The look on his face goes from mockery to fear when Paige flings open the glass doors and aims the barrel of the gun at him.
She walks out into her yard slowly, keeping her aim.
He backs up and stumbles over a rosebush but then regains his composure and starts to run.
When I see Paige move closer to him as he runs away, I don’t know what she’ll do.
“The police are coming!” I say. She can’t shoot a man in the back.
But then he trips on a low row of barbed wire around the lettuce meant to keep rabbits away.
He falls and bloodies his shins. When he gets up, he’s facing Paige.
She stands near her beloved Adirondack chairs with the gun pointing at Lucas, his hands held up in surrender.
“Okay! Fuck!” is all he says. The police will be here in seconds, and she can hold him there until they arrive.
She looks back at me and Avery, who’s still screaming and red in the face.
She turns to Lucas, and without one word, she pulls the trigger.
A spot of red blooms on his chest and expands, and then he falls to the ground, soundlessly.
Paige holds the gun still in her outstretched hands, and I see her whole body shake uncontrollably. I look at Lucas’s body, still and lifeless. I hear Avery’s cries and the sirens so close now. Are they coming to us? How? It’s so loud. Paige doesn’t move. I think she’s in shock.

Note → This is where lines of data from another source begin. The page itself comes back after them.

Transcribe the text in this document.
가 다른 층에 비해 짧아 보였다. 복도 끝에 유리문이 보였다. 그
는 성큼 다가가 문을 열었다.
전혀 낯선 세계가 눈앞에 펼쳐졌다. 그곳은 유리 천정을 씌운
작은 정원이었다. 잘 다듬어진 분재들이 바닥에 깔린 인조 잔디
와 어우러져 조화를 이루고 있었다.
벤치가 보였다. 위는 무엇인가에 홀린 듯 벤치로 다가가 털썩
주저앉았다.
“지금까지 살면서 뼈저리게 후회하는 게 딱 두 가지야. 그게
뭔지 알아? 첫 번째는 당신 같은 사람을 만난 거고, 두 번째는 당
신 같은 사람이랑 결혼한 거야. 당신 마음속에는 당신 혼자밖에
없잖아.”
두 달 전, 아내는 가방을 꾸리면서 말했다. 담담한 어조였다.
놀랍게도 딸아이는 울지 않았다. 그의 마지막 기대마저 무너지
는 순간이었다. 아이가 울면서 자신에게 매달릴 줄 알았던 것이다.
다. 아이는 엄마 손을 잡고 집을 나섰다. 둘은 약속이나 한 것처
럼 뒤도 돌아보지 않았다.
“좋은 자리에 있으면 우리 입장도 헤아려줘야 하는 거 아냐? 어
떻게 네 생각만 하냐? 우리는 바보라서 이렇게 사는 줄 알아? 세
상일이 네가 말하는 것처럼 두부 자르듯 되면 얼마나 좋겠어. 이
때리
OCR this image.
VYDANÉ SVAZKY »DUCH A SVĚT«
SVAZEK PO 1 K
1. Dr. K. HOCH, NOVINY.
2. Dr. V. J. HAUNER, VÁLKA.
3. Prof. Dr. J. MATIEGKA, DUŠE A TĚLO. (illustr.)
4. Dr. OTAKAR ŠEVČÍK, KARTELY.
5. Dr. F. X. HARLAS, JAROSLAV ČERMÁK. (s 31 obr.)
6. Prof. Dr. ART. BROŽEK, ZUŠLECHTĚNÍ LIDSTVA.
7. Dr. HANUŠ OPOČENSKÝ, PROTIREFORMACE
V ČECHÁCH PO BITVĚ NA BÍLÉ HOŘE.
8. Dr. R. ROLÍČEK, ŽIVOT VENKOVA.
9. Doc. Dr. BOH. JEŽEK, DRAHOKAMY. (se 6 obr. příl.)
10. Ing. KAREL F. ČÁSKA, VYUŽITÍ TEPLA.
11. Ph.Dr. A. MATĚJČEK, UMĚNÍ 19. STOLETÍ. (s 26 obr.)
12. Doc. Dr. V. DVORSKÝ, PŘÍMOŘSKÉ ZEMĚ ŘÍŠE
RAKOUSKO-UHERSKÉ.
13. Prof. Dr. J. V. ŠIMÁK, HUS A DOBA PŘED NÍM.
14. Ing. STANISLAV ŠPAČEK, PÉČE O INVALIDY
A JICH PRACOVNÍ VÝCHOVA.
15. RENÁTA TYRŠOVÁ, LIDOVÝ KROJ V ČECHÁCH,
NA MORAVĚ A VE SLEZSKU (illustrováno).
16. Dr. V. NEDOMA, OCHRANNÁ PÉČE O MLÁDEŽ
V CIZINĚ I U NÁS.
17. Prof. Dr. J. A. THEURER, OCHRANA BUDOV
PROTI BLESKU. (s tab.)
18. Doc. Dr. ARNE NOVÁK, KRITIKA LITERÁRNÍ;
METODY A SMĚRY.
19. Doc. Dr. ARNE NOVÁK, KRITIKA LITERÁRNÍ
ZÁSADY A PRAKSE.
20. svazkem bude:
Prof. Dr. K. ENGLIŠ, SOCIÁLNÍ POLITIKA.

She’s saved me. He can never come back now.
I hear car doors slam and the sirens stop.
Cora’s voice is calling my name. She’s banging on the front door.
It’s happening so fast and in slow motion at the same time.
I see a drop of blood fall onto the back of my hand, and I reach up to touch the gash on my head from that first blow Lucas gave me.
No one can know he had tried to flee and had his hands up when he was shot.
This was self-defense. They’ll see me and know it was.
He came for me, and I need to finish this.
I take the gun from Paige. She doesn’t move to stop me, she just stares at the dead body.
I hold it in my trembling hands and point it down at his body just as police officers, followed by a distraught Cora, push their way through the brush at the side of the house and into the back garden.
Once they see me with the gun, they draw theirs out of caution, but I drop it immediately and fall to my knees.
Paige rushes to my side and puts her arms around me. I know they will separate us to ask questions, so I grip her hand tightly and look in her eyes. “I shot him. I had to.” She gives a slight nod of her head and squeezes my hand back.
“You had to,” she agrees.
“It’s over,” I say again and again, on my hands and knees in the muddy earth. “It’s over.”